Film de John Madden (2017), avec Jessica Chastain, Mark Ford, Sam Waterston, Alison Pill, John Lithgow, etc…
Curieux de voir Luc Besson et sa compagnie Europa derrière tout ça. Enfin, curieux mais rassurant quand même. Ca prouve que l’auteur du Grand Bleu sort de temps en temps de sa ligne éditoriale et qu’il peut produire autre chose que des nanars pleins de baston et de grosses voitures. Miss Sloane, c’est le type même du film dénonciateur, qui entend démonter le fonctionnement aberrant de certaines institutions américaines. Ici, en l’occurrence, ce sont les groupes de pression, ces fameux lobbies qui font et défont les élections et les votes de loi.

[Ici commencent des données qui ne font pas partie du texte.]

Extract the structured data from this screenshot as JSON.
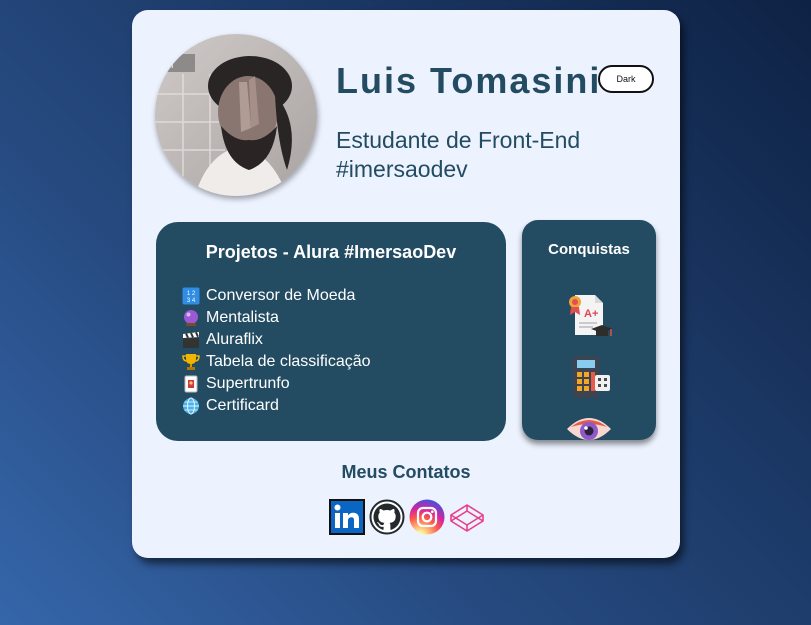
{
  "profile": {
    "name": "Luis Tomasini",
    "subtitle_line1": "Estudante de Front-End",
    "subtitle_line2": "#imersaodev",
    "photo_alt": "Foto de perfil"
  },
  "theme_toggle": {
    "label": "Dark"
  },
  "projects": {
    "title": "Projetos - Alura #ImersaoDev",
    "items": [
      {
        "icon": "numbers-icon",
        "label": "Conversor de Moeda"
      },
      {
        "icon": "crystal-ball-icon",
        "label": "Mentalista"
      },
      {
        "icon": "clapper-board-icon",
        "label": "Aluraflix"
      },
      {
        "icon": "trophy-icon",
        "label": "Tabela de classificação"
      },
      {
        "icon": "playing-card-icon",
        "label": "Supertrunfo"
      },
      {
        "icon": "globe-icon",
        "label": "Certificard"
      }
    ]
  },
  "achievements": {
    "title": "Conquistas",
    "icons": [
      "certificate-icon",
      "calculator-icon",
      "eye-icon"
    ]
  },
  "contacts": {
    "title": "Meus Contatos",
    "links": [
      {
        "icon": "linkedin-icon",
        "color": "#0a66c2"
      },
      {
        "icon": "github-icon",
        "color": "#24292e"
      },
      {
        "icon": "instagram-icon",
        "color": "#d6249f"
      },
      {
        "icon": "codepen-icon",
        "color": "#e83e8c"
      }
    ]
  },
  "colors": {
    "primary": "#234c62",
    "card": "#ecf2fe",
    "background_start": "#3566aa",
    "background_end": "#0e2244"
  }
}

Un sujet tellement riche et passionnant qu’on se demande bien pourquoi il n’a pas été abordé plus tôt au cinéma. Car finalement, si on y regarde bien, vous avez tous les ingrédients d’un bon thriller : des intrigues, des manipulations, du suspense. Avec en prime de quoi jouer sur l’indignation du spectateur, quand le sujet touche l’émotion, comme dans le cas du débat sur les armes à feu. C’est aussi le moyen d’en apprendre un peu plus sur le pourquoi du comment, et sur ce plan, Miss Sloane est plutôt instructif, même si on se doute que tout cela est dépeint à grands traits et avec beaucoup de simplification.

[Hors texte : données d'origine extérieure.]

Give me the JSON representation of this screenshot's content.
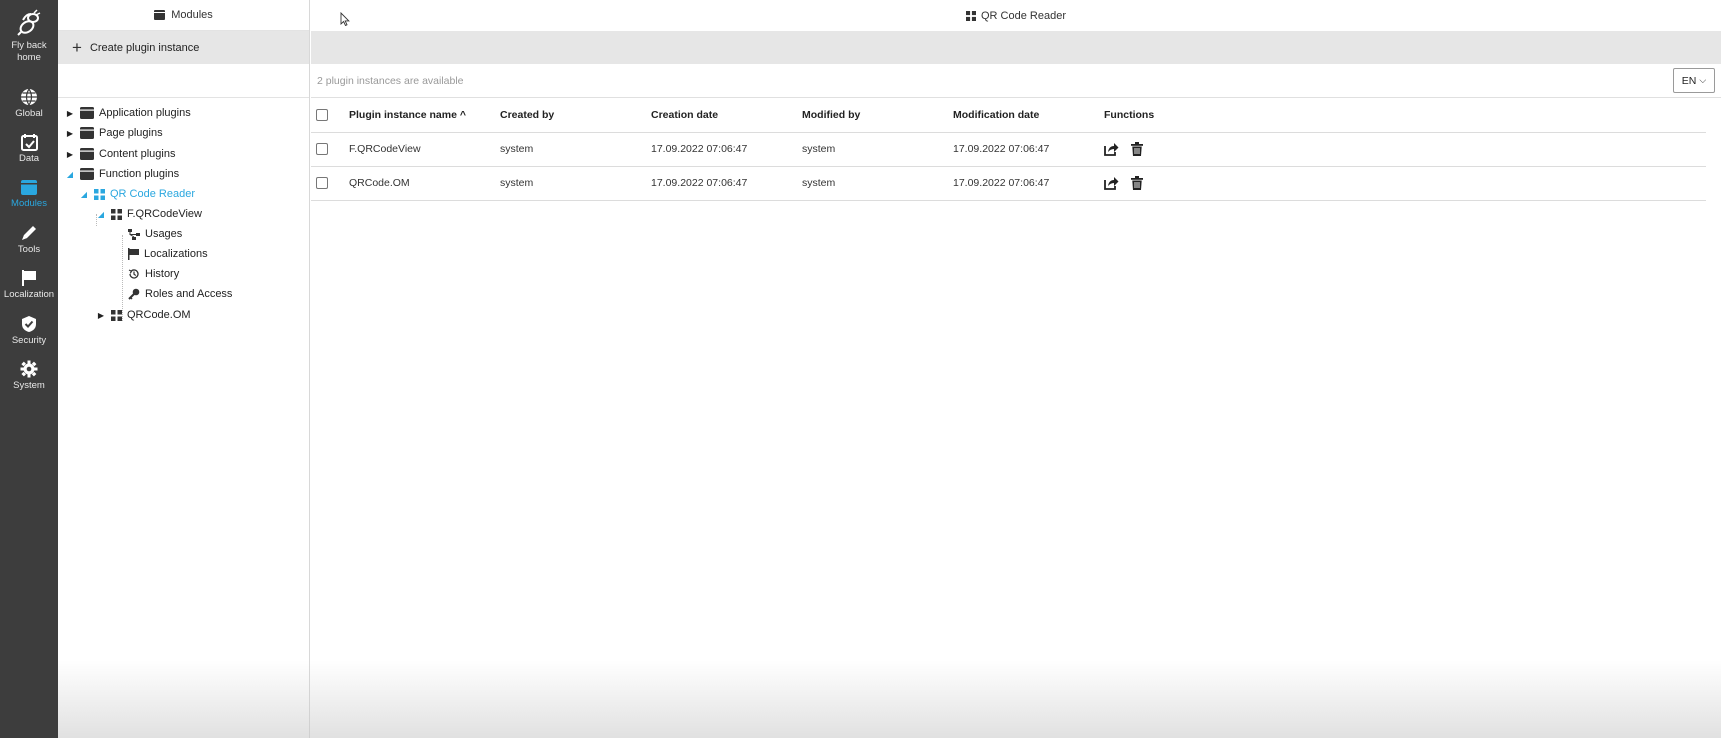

On se doute également que ça ne va pas être l’extase en matière de mise en scène. John Madden est un réalisateur appliqué, dont les films sont gentiment incolores. A part le multi-oscarisé Shakespeare In Love, on ne peut pas dire que sa filmographie brille par sa personnalité. Mais tant mieux, finalement, car on sait d’avance que dans des films comme ceux-là, il s’agît avant tout de raconter une histoire et pas de l’agrémenter de touches à soi, même si, quelque part, cela ferait un petit peu respirer le genre. Mais bon, on s’égare. Madden reste dans les clous, c’est bien pour le sujet.

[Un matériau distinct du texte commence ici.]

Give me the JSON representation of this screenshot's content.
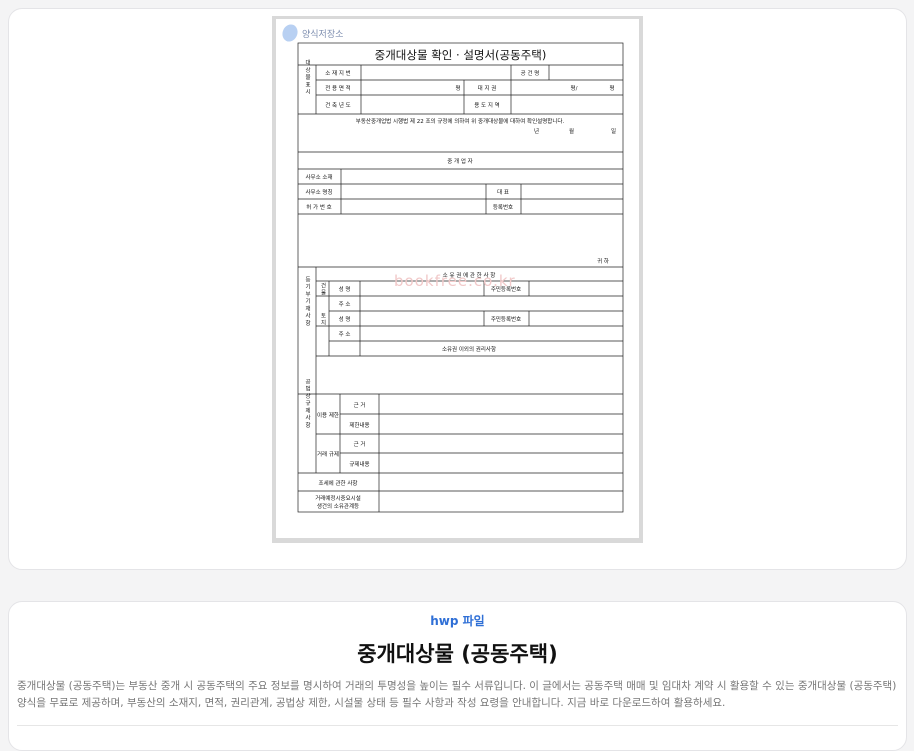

Ca l’est d’autant plus que Miss Sloane fait partie de ce genre de films où l’on n’a pas intérêt à relâcher son attention, sous peine d’être largué vite fait. Heureusement, le film ne s’inscrit pas dans la lignée des drames boursiers façon Margin Call ou The Big Short. Mieux, Madden simplifie à outrance, mais fait surtout filer tout ça à toute allure, à tel point que le film finit par ressembler à son héroïne, une sorte de Terminator en jupons capable de manipuler l’opinion comme elle le désire. Mais ceci dit, on évite d’aller trop loin dans la provoc puisque cette wonder woman des groupes de pression n’adopte jamais des positions trop extrêmes.
Jessica Chastain incarne avec beaucoup de talent ce personnage atypique, et la froideur de l’actrice sert ce personnage sans attaches, qui ne vit que pour son parcours professionnel. Le film creuse sa personnalité juste assez pour nous faire comprendre que justement il n’y a rien à creuser, et qu’en définitive, le panier de crabes dans lequel elle évolue ne vaut pas mieux. On plonge donc allègrement dans les manipulations en tout genre qui démolissent l’intégrité des personnages, et Miss Sloane y perd en crédibilité ce qu’il y gagne en efficacité dramatique.
Mais néanmoins, l’ensemble est si bien ficelé qu’on se laisse volontiers prendre à ce jeu de dupes. Miss Sloane, sous couvert de dénoncer le système, reste fidèle à une tradition de cinéma de divertissement, de film à thèse bien Hollywoodien, avec les acteurs qui vont bien (un Mark Ford surprenant, un John Lithgow et un Sam Waterston fidèles à eux-mêmes) et le savoir-faire invisible qu’il faut. Pas révolutionnaire donc, on s’en serait douté, mais conforme à ce qu’on peut en attendre.